Annika Treutler spielt nicht jeden Tag mit einem großen Orchester. Warum sie nicht nur deswegen gern nach Chemnitz kommt, hat einen Grund. Letzte Saison sprang sie kurzfristig ein. Wurde bejubelt. Annika Treutler war Schülerin von Matthias Kirschnereit. Der wiederum hat mit Frank Beermann die Mozart-Klavierkonzerte und (zusammen mit der Robert-Schumann-Philharmonie) die Mendelssohn-Klavierkonzerte eingespielt. Beziehungen sind das halbe Leben… Und Chemnitz für Musiker eine erste Adresse.

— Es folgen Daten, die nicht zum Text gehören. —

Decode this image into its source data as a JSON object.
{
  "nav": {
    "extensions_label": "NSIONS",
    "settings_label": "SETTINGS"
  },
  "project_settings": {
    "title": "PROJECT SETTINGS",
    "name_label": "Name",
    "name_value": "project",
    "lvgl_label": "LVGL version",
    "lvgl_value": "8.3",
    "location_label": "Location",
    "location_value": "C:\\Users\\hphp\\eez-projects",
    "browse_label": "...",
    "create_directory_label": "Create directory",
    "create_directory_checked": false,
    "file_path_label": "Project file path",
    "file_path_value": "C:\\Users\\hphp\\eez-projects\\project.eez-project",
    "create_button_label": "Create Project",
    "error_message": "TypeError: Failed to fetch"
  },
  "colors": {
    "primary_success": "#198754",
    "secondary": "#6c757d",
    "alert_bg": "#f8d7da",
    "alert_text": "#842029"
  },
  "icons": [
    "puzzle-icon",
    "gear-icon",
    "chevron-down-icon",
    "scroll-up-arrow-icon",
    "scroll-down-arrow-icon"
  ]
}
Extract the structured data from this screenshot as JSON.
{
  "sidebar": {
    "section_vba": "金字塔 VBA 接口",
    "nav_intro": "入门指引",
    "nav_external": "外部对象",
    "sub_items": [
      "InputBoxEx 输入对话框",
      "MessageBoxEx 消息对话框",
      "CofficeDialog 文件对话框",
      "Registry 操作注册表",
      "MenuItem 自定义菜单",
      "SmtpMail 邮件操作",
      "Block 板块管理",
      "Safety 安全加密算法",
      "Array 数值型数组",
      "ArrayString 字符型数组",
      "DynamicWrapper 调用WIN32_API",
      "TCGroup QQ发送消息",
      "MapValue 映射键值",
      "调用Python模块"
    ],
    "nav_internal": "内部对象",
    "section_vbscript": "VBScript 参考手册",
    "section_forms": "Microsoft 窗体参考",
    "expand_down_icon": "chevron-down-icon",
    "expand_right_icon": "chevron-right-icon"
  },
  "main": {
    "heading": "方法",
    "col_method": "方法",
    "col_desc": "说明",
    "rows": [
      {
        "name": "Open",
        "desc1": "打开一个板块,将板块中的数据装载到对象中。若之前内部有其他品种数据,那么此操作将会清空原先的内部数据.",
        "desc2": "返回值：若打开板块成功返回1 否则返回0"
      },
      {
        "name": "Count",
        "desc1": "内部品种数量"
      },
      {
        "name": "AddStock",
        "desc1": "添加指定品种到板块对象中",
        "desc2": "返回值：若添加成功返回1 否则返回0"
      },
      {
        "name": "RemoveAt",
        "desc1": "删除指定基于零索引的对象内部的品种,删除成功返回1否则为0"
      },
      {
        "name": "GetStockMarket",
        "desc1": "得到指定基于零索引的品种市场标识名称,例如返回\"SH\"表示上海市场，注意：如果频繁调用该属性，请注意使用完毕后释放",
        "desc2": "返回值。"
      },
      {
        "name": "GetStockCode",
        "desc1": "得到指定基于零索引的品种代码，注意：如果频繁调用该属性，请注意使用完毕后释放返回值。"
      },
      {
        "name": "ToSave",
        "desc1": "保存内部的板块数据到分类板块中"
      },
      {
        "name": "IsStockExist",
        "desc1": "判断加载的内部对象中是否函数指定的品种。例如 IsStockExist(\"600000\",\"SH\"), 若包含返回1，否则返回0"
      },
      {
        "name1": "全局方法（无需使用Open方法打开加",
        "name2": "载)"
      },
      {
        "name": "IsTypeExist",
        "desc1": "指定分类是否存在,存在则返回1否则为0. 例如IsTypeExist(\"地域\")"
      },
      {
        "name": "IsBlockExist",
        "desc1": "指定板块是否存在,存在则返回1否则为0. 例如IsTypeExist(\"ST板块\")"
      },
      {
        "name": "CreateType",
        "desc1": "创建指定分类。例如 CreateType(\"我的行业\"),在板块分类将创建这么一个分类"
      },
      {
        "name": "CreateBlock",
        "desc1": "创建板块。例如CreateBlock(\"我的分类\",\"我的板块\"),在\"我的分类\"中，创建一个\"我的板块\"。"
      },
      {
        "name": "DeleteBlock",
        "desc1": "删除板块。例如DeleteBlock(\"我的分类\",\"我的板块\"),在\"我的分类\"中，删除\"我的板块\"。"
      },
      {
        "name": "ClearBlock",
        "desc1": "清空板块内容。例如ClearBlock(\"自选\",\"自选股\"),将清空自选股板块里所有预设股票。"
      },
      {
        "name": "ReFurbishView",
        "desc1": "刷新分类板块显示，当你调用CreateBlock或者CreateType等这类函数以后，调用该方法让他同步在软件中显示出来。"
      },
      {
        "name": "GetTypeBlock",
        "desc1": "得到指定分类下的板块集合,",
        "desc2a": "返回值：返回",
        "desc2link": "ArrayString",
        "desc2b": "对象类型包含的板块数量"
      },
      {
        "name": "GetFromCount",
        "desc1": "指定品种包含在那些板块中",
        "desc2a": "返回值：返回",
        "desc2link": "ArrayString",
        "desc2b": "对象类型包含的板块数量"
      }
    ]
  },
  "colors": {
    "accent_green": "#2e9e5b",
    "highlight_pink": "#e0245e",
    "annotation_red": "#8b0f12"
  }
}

Später bei Brahms, da saß sie frisch geschminkt und in schwarzen Röhrenjeans, im Publikum. Eine hübsche junge Dame, der man die Kraft und Eigenwilligkeit der Saint-Saëns-Solistin nicht unbedingt zu getraut hätte. Mitreißend, haben wir oben gesagt? Besser vielleicht: Sie trieb den Dirigenten vor sich her. Sie spielte „ihren“ Saint-Saëns – auch wenn es Verzerrungen zum Orchester gab und der Akkord in ihren Händen bisweilen schon fast tot war, ehe Dirigent und Orchester den Hof erreichten. Macht nichts. Sie war dankbar, drückte Konzertmeister Hartmut Schill gleich dreimal dafür, und das Publikum hatte seine Freude.

Wohlklang pur. Balsam, angesichts des draußen frostenden weißen Zeugs, das immer noch den Frühling verhindert.